Undecimated DWT or DTCWT belong to frames, a set of generating vectors subject to some bounds: for all $x$ (I am skipping technical conditions) transformed into coefficients $X$, there are $A>0 $ and $B<\infty$ such that:
$$ A\|x\| ^2 \le \|X\| ^2 \le B\|x\| ^2 $$
of which $\|X\| ^2 = \|x\| ^2 $ (orthonormality) is a special case. The case $A=B$ corresponds to tight frames, the closest "redundant" equivalent to orthonormality. In this (close-to) tight frame case, things are generally manageable. So for the noise part, the noise coefficients are not white in general, as some correlation appears with redundancy or non-orthogonality.

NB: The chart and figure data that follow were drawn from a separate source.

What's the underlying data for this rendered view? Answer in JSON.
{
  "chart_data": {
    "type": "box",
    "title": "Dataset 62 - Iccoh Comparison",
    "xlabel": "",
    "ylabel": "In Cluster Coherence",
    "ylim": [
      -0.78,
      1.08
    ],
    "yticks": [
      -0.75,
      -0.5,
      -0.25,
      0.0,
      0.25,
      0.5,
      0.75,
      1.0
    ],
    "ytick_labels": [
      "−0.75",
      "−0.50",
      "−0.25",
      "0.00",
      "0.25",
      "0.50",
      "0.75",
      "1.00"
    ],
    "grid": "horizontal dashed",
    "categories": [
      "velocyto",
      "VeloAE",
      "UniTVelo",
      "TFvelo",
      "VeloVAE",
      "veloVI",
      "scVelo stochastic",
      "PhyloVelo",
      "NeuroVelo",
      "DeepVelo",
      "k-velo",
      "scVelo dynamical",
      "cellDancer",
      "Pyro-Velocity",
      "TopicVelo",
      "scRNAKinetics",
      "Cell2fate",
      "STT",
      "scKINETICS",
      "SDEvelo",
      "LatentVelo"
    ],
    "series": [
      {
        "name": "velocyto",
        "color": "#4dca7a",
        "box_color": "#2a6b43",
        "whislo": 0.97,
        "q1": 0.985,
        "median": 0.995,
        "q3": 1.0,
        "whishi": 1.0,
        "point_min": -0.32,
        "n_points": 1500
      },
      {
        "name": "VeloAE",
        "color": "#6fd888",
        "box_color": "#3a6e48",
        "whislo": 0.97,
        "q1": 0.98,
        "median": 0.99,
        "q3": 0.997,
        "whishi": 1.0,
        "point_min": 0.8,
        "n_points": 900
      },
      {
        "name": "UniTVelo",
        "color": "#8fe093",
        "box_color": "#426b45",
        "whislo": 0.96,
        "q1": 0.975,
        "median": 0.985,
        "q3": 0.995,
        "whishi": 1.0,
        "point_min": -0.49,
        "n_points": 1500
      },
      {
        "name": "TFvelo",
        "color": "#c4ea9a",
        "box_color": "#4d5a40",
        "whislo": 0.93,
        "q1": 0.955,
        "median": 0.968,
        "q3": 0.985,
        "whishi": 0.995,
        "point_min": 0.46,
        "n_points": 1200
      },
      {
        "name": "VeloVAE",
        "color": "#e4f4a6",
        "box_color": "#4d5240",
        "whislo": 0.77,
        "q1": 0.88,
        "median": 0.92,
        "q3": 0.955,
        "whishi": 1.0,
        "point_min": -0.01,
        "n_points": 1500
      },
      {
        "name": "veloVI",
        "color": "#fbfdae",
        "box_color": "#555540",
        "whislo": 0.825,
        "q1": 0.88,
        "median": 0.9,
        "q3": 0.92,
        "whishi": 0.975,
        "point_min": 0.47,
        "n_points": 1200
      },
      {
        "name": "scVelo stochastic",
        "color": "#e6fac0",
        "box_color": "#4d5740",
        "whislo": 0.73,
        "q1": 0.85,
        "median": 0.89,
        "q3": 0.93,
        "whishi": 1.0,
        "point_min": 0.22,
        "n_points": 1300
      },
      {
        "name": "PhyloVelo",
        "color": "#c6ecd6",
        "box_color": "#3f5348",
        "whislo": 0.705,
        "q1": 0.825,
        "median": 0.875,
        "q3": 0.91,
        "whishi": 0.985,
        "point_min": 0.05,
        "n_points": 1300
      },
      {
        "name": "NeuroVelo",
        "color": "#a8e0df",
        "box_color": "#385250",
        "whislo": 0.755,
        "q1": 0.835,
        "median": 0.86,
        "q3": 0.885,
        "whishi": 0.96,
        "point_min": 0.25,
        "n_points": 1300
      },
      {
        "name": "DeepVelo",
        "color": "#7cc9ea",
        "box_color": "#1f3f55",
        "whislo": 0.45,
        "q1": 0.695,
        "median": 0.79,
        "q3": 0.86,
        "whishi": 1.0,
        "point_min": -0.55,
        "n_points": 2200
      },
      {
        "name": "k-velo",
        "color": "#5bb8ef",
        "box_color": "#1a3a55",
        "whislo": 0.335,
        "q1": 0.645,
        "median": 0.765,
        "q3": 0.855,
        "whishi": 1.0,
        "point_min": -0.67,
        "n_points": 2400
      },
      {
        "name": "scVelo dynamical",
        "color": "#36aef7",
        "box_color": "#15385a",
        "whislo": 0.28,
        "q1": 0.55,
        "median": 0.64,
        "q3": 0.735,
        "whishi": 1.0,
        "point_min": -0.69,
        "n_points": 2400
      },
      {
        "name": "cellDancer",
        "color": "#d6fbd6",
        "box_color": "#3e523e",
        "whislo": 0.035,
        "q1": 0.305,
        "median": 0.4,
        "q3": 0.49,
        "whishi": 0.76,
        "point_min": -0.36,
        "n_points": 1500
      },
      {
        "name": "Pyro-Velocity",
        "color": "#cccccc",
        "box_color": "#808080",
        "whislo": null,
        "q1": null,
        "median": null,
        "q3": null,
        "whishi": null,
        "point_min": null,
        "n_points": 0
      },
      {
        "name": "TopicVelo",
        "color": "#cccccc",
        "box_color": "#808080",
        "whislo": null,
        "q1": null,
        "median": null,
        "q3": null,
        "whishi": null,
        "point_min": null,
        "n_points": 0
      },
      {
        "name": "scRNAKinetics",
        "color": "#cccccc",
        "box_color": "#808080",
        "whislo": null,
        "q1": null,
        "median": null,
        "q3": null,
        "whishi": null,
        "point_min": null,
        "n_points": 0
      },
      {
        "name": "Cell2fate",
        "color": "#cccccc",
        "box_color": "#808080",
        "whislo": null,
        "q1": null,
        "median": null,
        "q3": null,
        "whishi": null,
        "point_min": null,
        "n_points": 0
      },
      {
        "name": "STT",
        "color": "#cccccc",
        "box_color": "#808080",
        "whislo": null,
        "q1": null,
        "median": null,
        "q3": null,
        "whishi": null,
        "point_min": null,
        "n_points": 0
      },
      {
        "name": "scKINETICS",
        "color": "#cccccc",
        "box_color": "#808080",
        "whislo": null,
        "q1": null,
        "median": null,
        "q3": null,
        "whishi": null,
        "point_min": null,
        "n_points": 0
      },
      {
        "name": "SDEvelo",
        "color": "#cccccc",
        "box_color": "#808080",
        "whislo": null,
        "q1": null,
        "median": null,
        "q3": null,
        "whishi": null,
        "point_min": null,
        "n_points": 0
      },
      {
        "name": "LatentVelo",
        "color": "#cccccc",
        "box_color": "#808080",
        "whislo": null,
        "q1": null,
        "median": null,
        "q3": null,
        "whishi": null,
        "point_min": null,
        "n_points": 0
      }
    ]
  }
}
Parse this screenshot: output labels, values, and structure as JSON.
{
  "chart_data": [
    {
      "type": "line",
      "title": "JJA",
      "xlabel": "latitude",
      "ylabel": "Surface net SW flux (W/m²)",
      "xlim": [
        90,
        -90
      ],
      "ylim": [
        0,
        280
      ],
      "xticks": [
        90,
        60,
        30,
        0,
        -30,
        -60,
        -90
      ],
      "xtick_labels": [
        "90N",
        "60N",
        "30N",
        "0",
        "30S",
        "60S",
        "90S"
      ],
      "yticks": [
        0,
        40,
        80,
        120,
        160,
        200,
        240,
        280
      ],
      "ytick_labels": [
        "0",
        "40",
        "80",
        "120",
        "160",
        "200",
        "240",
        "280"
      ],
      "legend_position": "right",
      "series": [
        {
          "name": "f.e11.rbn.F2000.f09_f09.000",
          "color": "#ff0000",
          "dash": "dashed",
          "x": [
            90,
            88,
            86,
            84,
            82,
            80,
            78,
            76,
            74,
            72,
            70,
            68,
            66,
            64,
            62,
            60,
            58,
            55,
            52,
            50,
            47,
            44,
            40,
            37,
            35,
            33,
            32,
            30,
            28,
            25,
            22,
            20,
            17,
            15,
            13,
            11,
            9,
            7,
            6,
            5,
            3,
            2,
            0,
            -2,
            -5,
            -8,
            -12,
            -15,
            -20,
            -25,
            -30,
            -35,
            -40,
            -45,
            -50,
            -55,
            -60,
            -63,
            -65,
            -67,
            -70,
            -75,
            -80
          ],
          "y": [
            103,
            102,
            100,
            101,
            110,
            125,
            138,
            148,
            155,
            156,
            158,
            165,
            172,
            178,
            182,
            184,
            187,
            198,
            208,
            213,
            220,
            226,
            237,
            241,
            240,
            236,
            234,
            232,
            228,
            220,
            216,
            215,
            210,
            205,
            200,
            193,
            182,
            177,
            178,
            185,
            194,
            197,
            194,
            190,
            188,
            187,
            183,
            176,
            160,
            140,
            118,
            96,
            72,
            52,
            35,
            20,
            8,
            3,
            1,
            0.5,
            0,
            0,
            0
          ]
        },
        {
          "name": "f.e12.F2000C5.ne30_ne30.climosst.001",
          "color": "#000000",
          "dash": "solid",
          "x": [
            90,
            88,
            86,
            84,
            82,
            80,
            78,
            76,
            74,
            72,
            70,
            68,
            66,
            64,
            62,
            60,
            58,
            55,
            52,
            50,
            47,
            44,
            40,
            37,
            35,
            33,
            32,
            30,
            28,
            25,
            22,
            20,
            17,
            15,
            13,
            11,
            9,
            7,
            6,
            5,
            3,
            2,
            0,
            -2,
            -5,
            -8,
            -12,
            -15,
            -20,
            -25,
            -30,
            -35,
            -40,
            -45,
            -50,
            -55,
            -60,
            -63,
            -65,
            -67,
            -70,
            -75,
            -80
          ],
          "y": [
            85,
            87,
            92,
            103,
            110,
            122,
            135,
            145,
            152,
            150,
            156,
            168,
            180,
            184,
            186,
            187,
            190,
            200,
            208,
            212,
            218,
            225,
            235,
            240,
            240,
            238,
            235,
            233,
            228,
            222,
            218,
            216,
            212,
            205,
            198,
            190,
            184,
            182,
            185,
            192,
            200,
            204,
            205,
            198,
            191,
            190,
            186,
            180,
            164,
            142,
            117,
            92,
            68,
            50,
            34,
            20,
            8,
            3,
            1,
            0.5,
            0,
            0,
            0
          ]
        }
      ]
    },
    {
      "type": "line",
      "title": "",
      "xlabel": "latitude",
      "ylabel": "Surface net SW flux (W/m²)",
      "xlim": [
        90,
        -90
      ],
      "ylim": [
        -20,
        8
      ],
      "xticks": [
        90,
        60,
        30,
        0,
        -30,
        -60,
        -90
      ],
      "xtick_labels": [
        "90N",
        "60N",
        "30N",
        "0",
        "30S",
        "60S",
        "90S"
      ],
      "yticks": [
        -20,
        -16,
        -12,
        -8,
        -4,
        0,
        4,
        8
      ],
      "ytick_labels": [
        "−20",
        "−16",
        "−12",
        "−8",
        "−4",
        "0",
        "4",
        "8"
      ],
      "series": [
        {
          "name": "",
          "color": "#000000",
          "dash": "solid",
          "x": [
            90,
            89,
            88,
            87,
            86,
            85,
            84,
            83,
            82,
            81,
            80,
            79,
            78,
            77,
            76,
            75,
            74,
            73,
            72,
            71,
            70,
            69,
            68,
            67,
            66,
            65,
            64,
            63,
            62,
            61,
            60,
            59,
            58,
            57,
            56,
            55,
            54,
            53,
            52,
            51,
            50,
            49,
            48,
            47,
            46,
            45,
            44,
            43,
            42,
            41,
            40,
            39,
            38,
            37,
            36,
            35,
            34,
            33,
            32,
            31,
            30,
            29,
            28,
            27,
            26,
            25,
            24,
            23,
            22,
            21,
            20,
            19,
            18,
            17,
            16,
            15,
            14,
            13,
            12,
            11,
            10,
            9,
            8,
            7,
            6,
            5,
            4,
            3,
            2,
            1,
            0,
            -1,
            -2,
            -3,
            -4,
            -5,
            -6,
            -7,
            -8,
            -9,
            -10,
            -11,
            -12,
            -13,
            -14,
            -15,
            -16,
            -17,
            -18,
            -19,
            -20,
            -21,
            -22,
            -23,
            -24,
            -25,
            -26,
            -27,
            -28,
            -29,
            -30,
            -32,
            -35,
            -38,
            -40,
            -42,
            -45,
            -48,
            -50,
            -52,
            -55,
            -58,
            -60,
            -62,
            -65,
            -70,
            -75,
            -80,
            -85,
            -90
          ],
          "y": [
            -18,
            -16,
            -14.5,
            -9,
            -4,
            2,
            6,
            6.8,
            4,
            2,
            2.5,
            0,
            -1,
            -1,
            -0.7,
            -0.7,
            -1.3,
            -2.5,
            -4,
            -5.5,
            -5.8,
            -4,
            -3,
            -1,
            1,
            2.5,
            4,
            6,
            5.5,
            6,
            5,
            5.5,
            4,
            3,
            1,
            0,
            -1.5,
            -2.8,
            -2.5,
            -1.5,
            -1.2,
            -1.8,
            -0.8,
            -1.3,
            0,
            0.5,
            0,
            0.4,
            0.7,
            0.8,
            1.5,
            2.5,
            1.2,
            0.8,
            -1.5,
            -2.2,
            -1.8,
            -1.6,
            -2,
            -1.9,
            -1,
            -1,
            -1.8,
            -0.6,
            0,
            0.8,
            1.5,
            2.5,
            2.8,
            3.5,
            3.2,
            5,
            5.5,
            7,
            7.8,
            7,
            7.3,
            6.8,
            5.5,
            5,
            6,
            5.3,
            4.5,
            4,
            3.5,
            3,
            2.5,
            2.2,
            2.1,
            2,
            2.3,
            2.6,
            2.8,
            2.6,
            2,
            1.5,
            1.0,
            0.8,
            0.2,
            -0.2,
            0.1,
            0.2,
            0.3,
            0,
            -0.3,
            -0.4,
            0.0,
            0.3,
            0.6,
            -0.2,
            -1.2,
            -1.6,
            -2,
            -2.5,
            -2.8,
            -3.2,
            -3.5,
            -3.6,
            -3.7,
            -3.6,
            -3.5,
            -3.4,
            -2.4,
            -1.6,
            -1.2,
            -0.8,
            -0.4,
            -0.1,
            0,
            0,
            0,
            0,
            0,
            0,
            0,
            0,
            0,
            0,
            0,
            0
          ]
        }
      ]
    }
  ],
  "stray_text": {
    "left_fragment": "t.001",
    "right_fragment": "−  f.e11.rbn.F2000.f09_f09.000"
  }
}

However, not all is lost with the noise:
- wavelet frames generally keep some noise whitening properties,
- sometimes, a SWT can be implemented as a union of orthogonal bases, which can be processed separately, then recombined (eg with cycle-spinning), but this is a bit suboptimal, as happens with some others redundant transforms: scalar thresholding is common, but suboptimal,
- some technical results still can be obtained with the SWT, see for instance The redundant discrete wavelet transform and additive noise, 2005, J. Fowler
- for DTCWT, you are much less redundant, and can even get a tight frame. The good news is that, due to special features of the Hilbert transform on primal/dual wavelets (and their cross-correlation), you can express the noise covariance very precisely, see for instance Noise covariance properties in Dual-Tree Wavelet Decomposition, C. Chaux et al., 2007. This helps in designed good block thresholding algorithms, like in A Nonlinear Stein Based Estimator for Multichannel Image Denoising, C. Chaux et al., 2008.
So more or less, indeed,
the energy of noise component is included in more wavelet coefficients with smaller amplitudes
Now, let us focus in the signal. Orthogonality lays a lot on constraints in a basis: first vector has $N$ degrees of freedom, the second $N-1$, etc. Thus, orthobasis vectors may be less prone to nicely match, hence concentrated, structured signals or images. If one relaxes orthogonality, one enhances the diversity of projection vectors, and tends to have an increased sparsity, so more or less:
the energy of the useful signal concentrates on fewer wavelet coefficients with bigger amplitudes
But wait, in the transformed domain only, which can be redundant, and correlates noise.
However, all in all, with a little well-managed redundancy (tight or almost tight-frame), and clever thresholding, non-critical wavelet transforms are often beneficial with respect to critically sampled DWT. This also happens with more generic filter banks, see for instance Optimization of Synthesis Oversampled Complex Filter Banks, 2009, J. Gauthier et al.